As for the porch pirates, maybe Ring needs to come out with a version that shoots poison darts on command. But the perp would probably sue you. (And keep your package.)

My own kids, who didn’t grow up with Nancy Drew and Hardy Boys books, have always been a tad more jaded. My purse was stolen from my trunk while I, a single mom with two young kids, was having a first-day-of-school picnic with them in 1986. The miscreants had full one-hour lead time to get to my home with my spare house key, and it was now dark. I called the police and asked if an officer could meet me at my house. The ennui was palpable. “Sorry,” they said. “No can do. But call back if you get home and they’re in there.” My kids were sobbing in terror that their only source of protection from bad guys was … me.

But shortly after we got home to our (fortunately unoccupied) house, my faith in law enforcement was restored when an Officer Jennings called and said he had caught some kids trying to use my ATM card. He couldn’t have been nicer or more helpful. He said a Mrs. Marshall from my bank would be calling me.

She did. She needed my ATM PIN to be able to issue me a new card. My kids were thrilled that I was going to get my stuff back and the bad guys were going to jail.
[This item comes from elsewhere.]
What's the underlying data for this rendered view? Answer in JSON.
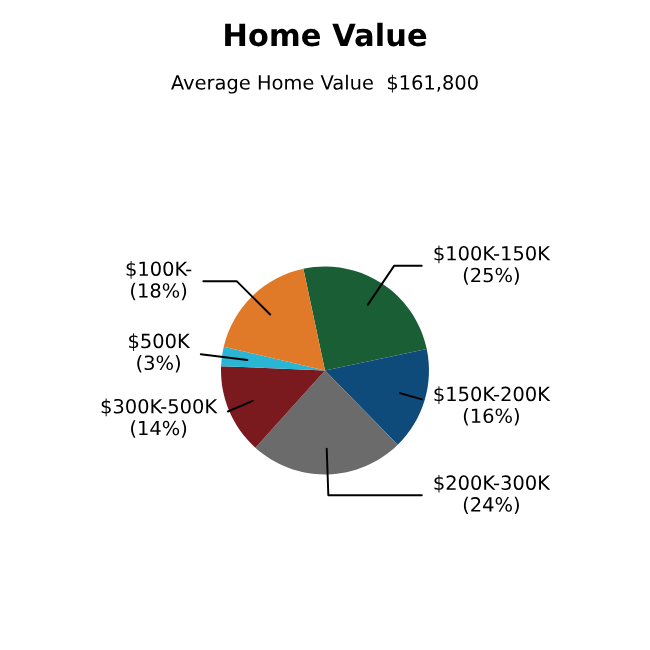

Textbook Nancy Drew.

You’ve probably guessed that the lovely Officer Jennings and the helpful Mrs. Marshall were the folks who stole my purse and were trying to get my PIN. Fortunately, I didn’t give it.

My kids were crushed. “So,” my then-6-year-old said, “the mean people who didn’t care were the real police and the nice people were the criminals?” Pretty much summed it up.

I grew up in simpler times that were both better and worse than today. (Really glad that “swarthy” description of bad guys has been edited out of Nancy Drew books.) But Nancy would have tackled those booze-stealing teens at CVS to the ground. No question.